Tanto los actores como el propio director de escena defienden la actualidad de «La caída de los dioses», una película profundamente influida por la filosofía de Nietzsche: «La globalización no ha conseguido arrebatar a la obra su autenticidad. Al contrario, la ha hecho aún más compleja y reconocible como una forma de pensamiento que trasciende cualquier tiempo y espacio», explica Pandur. Para Rueda, «la obra se puede interpretar como una advertencia. Con la crisis los países se vuelven más intransigentes y menos solidarios con los demás. Como esta familia, que no apoyaba la política de Hitler pero, como dueños de una importante acería, estaban dispuestos a todo por mantener su nivel económico y social», comenta. Esta producción del Teatro Español, que se estrena en Madrid el próximo 25 de agosto, cuenta también con la interpretación de Nur Levi, Fernando Cayo y Manuel de Blas, miembros de una familia nazi por conveniencia.
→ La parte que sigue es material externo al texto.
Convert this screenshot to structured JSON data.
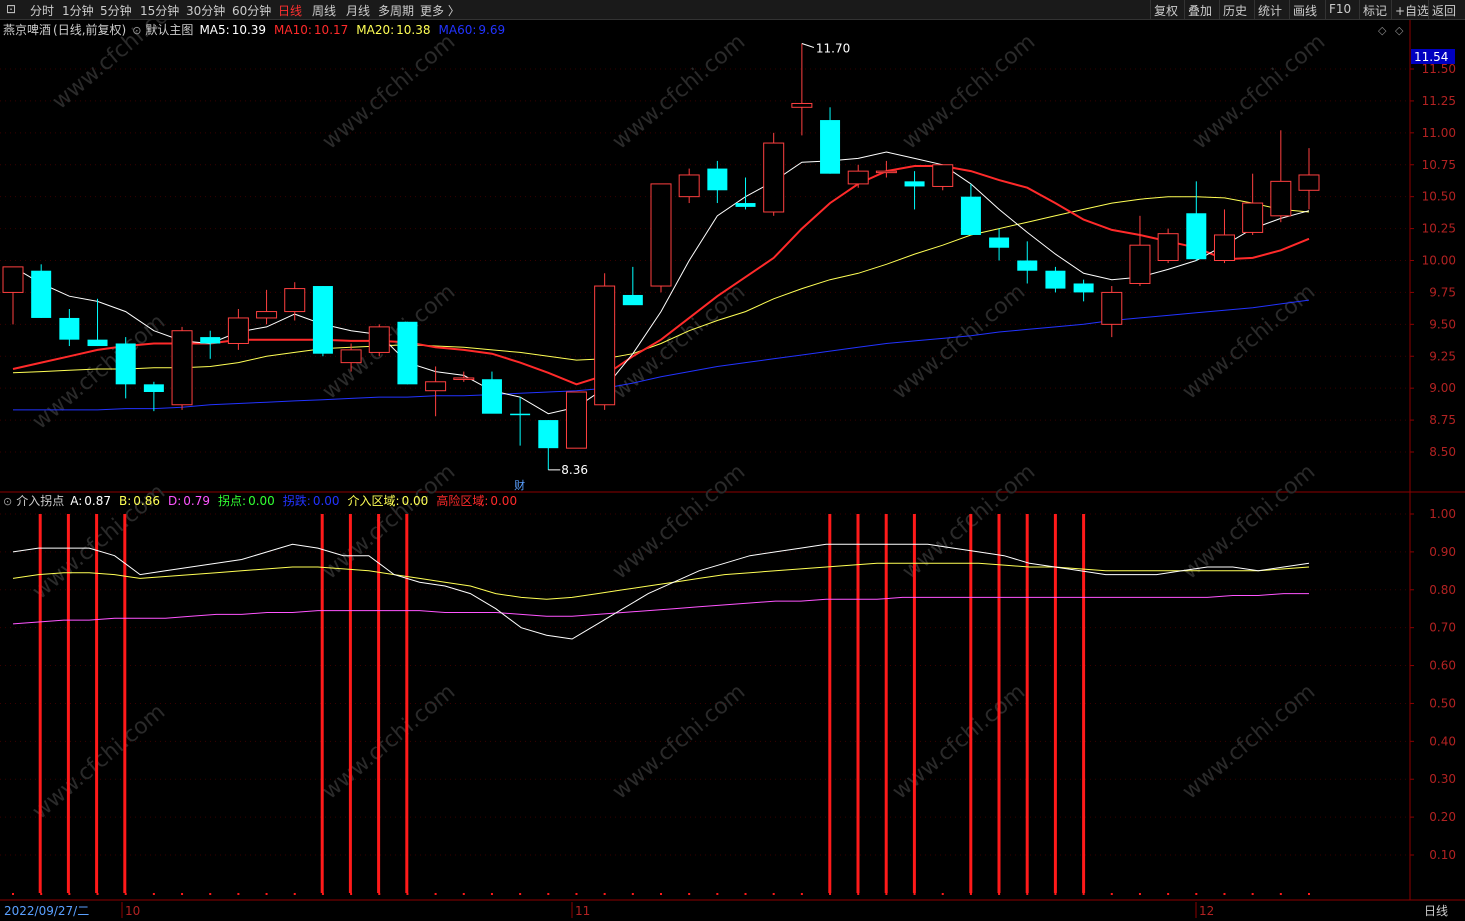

Una obra para disfrutar en la intimidad
No se trata de un estreno absoluto, pero esta obra agradecerá la larga estancia que le espera en las Naves del Español a partir del jueves. Tras su estreno en el Calderón de Valladolid y su paso por el Festival de Liubliana, en Eslovenia, y el Grec de Barcelona, «nos vendrá muy bien la cercanía que aporta un teatro como este», explica Rueda. «La obra tuvo una gran acogida en Eslovenia y funcionó muy bien en Valladolid, pero creemos que en el Grec se perdió un poco la interpretación al tratarse de un espacio muy grande al aire libre. La intimidad es esencial en este montaje», añade la intérprete.